Esta afirmação conciliar constitui a base doutrinal daquela ‘laicidade sadia’ que implica a autonomia efetiva das realidades terrestres, certamente não da ordem moral, mas da esfera eclesiástica. Portanto, a Igreja não pode indicar qual ordenamento político e social deve ser preferido, mas é o povo que tem o dever de decidir livremente os melhores e mais adequados modos de organizar a vida política, dentro, é claro, de princípios morais que respeitem a justiça, protegendo os mais fracos. Cada intervenção direta da Igreja neste campo seria uma ingerência indevida. Por outro lado, a ‘laicidade sadia’ exige que o Estado não considere a religião como um simples sentimento individual, que poderia ser confinado exclusivamente no âmbito particular. Pelo contrário, dado que é organizada também segundo estruturas visíveis como acontece na Igreja, a religião deve ser reconhecida como presença comunitária e pública.

Além disso, ela comporta que a cada uma das Confissões religiosas (contanto que não estejam em oposição com a ordem moral e não representem um perigo para a ordem pública) seja garantido o livre exercício das atividades de culto espirituais, culturais, educativas e caritativas da comunidade dos fiéis. À luz destas considerações, certamente não é uma expressão de laicidade, mas sim a sua degeneração em laicismo, a hostilidade a todas as formas de relevância política e cultural da religião, em particular a cada símbolo religioso presente nas instituições públicas.

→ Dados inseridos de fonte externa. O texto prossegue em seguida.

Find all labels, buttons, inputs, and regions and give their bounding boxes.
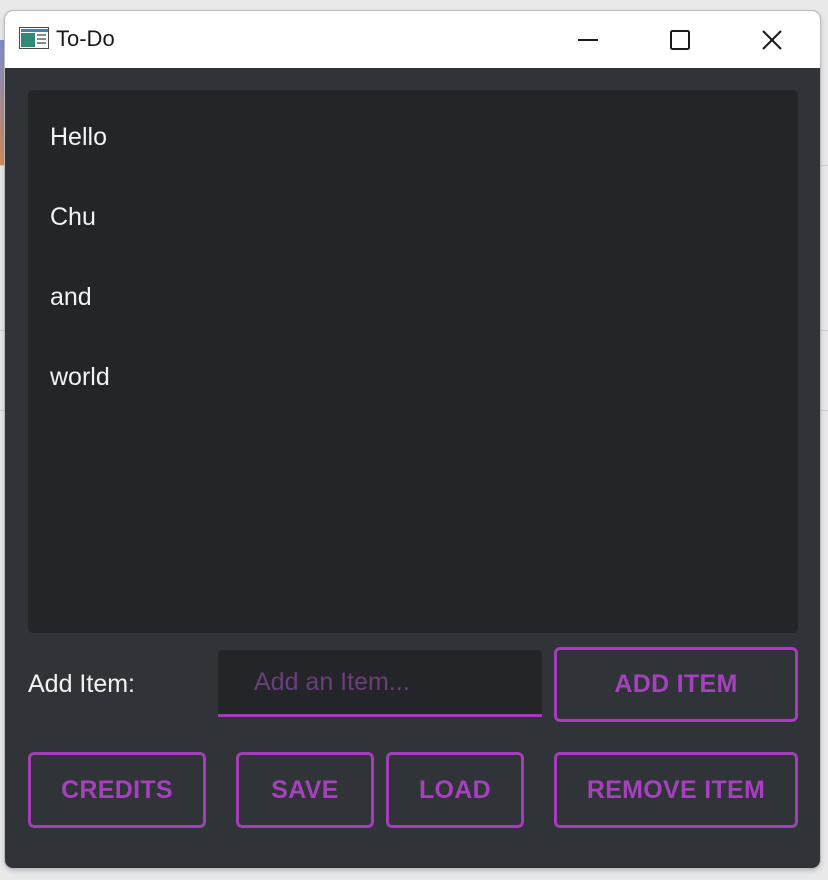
save-button[interactable]: SAVE (236, 752, 374, 828)
list-item[interactable]: Chu (50, 202, 96, 232)
close-button[interactable] (726, 11, 818, 68)
load-button[interactable]: LOAD (386, 752, 524, 828)
todo-list[interactable]: Hello Chu and world (28, 90, 798, 633)
maximize-button[interactable] (634, 11, 726, 68)
close-icon (762, 29, 782, 50)
credits-button[interactable]: CREDITS (28, 752, 206, 828)
add-item-input[interactable] (218, 650, 542, 714)
list-item[interactable]: Hello (50, 122, 107, 152)
title-bar[interactable]: To-Do (5, 11, 820, 68)
add-item-button[interactable]: ADD ITEM (554, 647, 798, 722)
maximize-icon (670, 29, 690, 50)
minimize-icon (578, 38, 598, 41)
todo-window: To-Do Hello Chu and world Add Item: ADD … (5, 11, 820, 868)
list-item[interactable]: and (50, 282, 92, 312)
add-item-field[interactable] (218, 650, 542, 717)
minimize-button[interactable] (542, 11, 634, 68)
remove-item-button[interactable]: REMOVE ITEM (554, 752, 798, 828)
add-item-label: Add Item: (28, 670, 135, 698)
app-window-icon (19, 27, 49, 49)
window-title: To-Do (56, 26, 115, 51)
list-item[interactable]: world (50, 362, 110, 392)
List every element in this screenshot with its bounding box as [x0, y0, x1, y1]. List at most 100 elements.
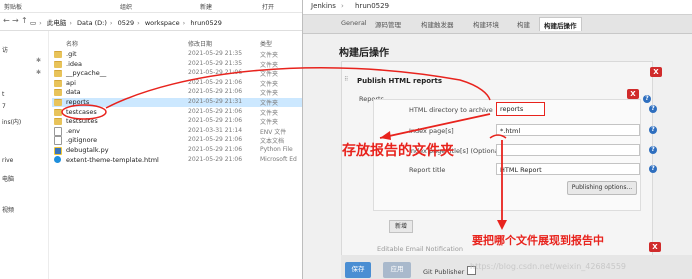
nav-item-7[interactable]: 7 [2, 103, 6, 110]
file-type: 文本文档 [260, 138, 285, 146]
file-row[interactable]: testcases 2021-05-29 21:06 文件夹 [52, 108, 302, 117]
file-date: 2021-05-29 21:06 [188, 69, 243, 77]
ribbon-group-clipboard[interactable]: 剪贴板 [4, 2, 22, 11]
file-row[interactable]: __pycache__ 2021-05-29 21:06 文件夹 [52, 69, 302, 78]
tab-scm[interactable]: 源码管理 [375, 19, 401, 29]
navigation-pane: 访 ✱ ✱ t 7 ins(内) rive 电脑 视频 [0, 31, 49, 279]
file-name: testsuites [66, 117, 98, 126]
column-header-name[interactable]: 名称 [66, 39, 78, 48]
tab-post-build[interactable]: 构建后操作 [539, 17, 582, 31]
tab-environment[interactable]: 构建环境 [473, 19, 499, 29]
folder-icon [54, 99, 62, 106]
file-type: 文件夹 [260, 119, 279, 127]
file-row[interactable]: data 2021-05-29 21:06 文件夹 [52, 88, 302, 97]
folder-icon [54, 51, 62, 58]
up-arrow-icon[interactable]: ↑ [21, 16, 28, 25]
file-type: 文件夹 [260, 109, 279, 117]
python-file-icon [54, 147, 62, 155]
file-name: extent-theme-template.html [66, 155, 159, 164]
back-arrow-icon[interactable]: ← [3, 16, 10, 25]
address-bar[interactable]: ← → ↑ ▭ › 此电脑 › Data (D:) › 0529 › workspace… [0, 13, 302, 31]
file-date: 2021-05-29 21:06 [188, 117, 243, 125]
help-icon[interactable]: ? [649, 165, 657, 173]
folder-icon [54, 70, 62, 78]
file-row[interactable]: .git 2021-05-29 21:35 文件夹 [52, 50, 302, 59]
save-button[interactable]: 保存 [345, 262, 371, 278]
delete-report-button[interactable]: X [627, 89, 639, 99]
file-name: reports [66, 98, 90, 106]
folder-icon [54, 79, 62, 87]
file-name: __pycache__ [66, 69, 107, 78]
ribbon-group-new[interactable]: 新建 [200, 2, 212, 11]
jenkins-breadcrumb-bar: Jenkins › hrun0529 › [303, 0, 692, 15]
breadcrumb[interactable]: ▭ › 此电脑 › Data (D:) › 0529 › workspace › hrun… [30, 17, 222, 27]
file-type: 文件夹 [260, 52, 279, 59]
ribbon-group-organize[interactable]: 组织 [120, 2, 132, 11]
file-explorer-window: 剪贴板 组织 新建 打开 ← → ↑ ▭ › 此电脑 › Data (D:) › 05… [0, 0, 302, 279]
chevron-right-icon: › [387, 2, 390, 10]
help-icon[interactable]: ? [649, 146, 657, 154]
report-title-input[interactable]: HTML Report [496, 163, 640, 175]
file-name: .env [66, 126, 81, 135]
nav-item-drive[interactable]: rive [2, 157, 13, 164]
computer-icon: ▭ [30, 19, 37, 27]
tab-general[interactable]: General [341, 19, 367, 27]
file-row[interactable]: .gitignore 2021-05-29 21:06 文本文档 [52, 136, 302, 146]
file-name: testcases [66, 107, 97, 116]
folder-icon [54, 108, 62, 116]
file-row[interactable]: debugtalk.py 2021-05-29 21:06 Python File [52, 146, 302, 155]
index-pages-input[interactable]: *.html [496, 124, 640, 136]
index-page-titles-input[interactable] [496, 144, 640, 156]
nav-item-quick-access[interactable]: 访 [2, 45, 8, 54]
folder-icon [54, 60, 62, 68]
chevron-right-icon: › [341, 2, 344, 10]
report-note-annotation: 要把哪个文件展现到报告中 [472, 234, 604, 247]
file-row[interactable]: testsuites 2021-05-29 21:06 文件夹 [52, 117, 302, 126]
file-row[interactable]: .idea 2021-05-29 21:35 文件夹 [52, 60, 302, 69]
nav-item-t[interactable]: t [2, 91, 4, 98]
report-title-label: Report title [409, 166, 446, 174]
tab-build[interactable]: 构建 [517, 19, 530, 29]
help-icon[interactable]: ? [643, 95, 651, 103]
breadcrumb-workspace[interactable]: workspace [145, 19, 180, 27]
drag-handle-icon[interactable]: ⠿ [344, 76, 348, 83]
file-name: .git [66, 50, 77, 58]
file-row[interactable]: api 2021-05-29 21:06 文件夹 [52, 79, 302, 88]
breadcrumb-this-pc[interactable]: 此电脑 [47, 19, 67, 27]
ribbon-groups: 剪贴板 组织 新建 打开 [0, 0, 302, 13]
publishing-options-button[interactable]: Publishing options... [567, 181, 637, 195]
folder-icon [54, 89, 62, 97]
add-report-button[interactable]: 新增 [389, 220, 413, 233]
delete-publisher-button[interactable]: X [650, 67, 662, 77]
html-directory-input[interactable]: reports [496, 102, 545, 116]
git-publisher-label: Git Publisher [423, 268, 465, 276]
column-header-type[interactable]: 类型 [260, 39, 272, 48]
nav-item-this-pc[interactable]: 电脑 [2, 174, 14, 183]
breadcrumb-job[interactable]: hrun0529 [355, 2, 389, 10]
nav-item-videos[interactable]: 视频 [2, 205, 14, 214]
column-header-date[interactable]: 修改日期 [188, 39, 212, 48]
breadcrumb-jenkins[interactable]: Jenkins [311, 2, 336, 10]
nav-item-ins[interactable]: ins(内) [2, 117, 21, 126]
file-date: 2021-05-29 21:06 [188, 136, 243, 144]
ribbon-group-open[interactable]: 打开 [262, 2, 274, 11]
file-row[interactable]: reports 2021-05-29 21:31 文件夹 [52, 98, 302, 107]
file-row[interactable]: .env 2021-03-31 21:14 ENV 文件 [52, 126, 302, 136]
forward-arrow-icon[interactable]: → [12, 16, 19, 25]
file-date: 2021-05-29 21:06 [188, 88, 243, 96]
file-date: 2021-05-29 21:06 [188, 78, 243, 86]
breadcrumb-drive[interactable]: Data (D:) [77, 19, 107, 27]
file-name: api [66, 78, 76, 87]
file-type: 文件夹 [260, 100, 279, 107]
file-row[interactable]: extent-theme-template.html 2021-05-29 21:… [52, 155, 302, 165]
help-icon[interactable]: ? [649, 126, 657, 134]
file-date: 2021-05-29 21:06 [188, 146, 243, 153]
delete-email-button[interactable]: X [649, 242, 661, 252]
apply-button[interactable]: 应用 [383, 262, 411, 278]
file-icon [54, 126, 62, 136]
file-type: 文件夹 [260, 71, 279, 79]
help-icon[interactable]: ? [649, 105, 657, 113]
breadcrumb-hrun0529[interactable]: hrun0529 [190, 19, 222, 27]
tab-triggers[interactable]: 构建触发器 [421, 19, 454, 29]
breadcrumb-0529[interactable]: 0529 [118, 19, 135, 27]
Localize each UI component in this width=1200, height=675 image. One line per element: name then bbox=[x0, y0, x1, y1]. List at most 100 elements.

Também não é um sinal de laicidade sadia a rejeição, à comunidade cristã e àqueles que legitimamente a representam, do direito de se pronunciar a respeito dos problemas morais que hoje interpelam a consciência de todos os seres humanos, de maneira particular dos legisladores e dos juristas. Efetivamente, não se trata de uma ingerência indevida por parte da Igreja na atividade legislativa, própria e exclusiva do Estado, mas sim da afirmação e da defesa dos grandes valores que dão sentido à vida da pessoa e salvaguardam a sua dignidade. Antes de ser cristãos, estes valores são humanos e, por isso, não podem deixar indiferente e silenciosa a Igreja, que tem o dever de proclamar com firmeza a verdade sobre o homem e o seu destino”. Em resumo, o Estado laico não significa laicista. Sem Deus o mundo estaria perdido. A religião é o alicerce da vida social.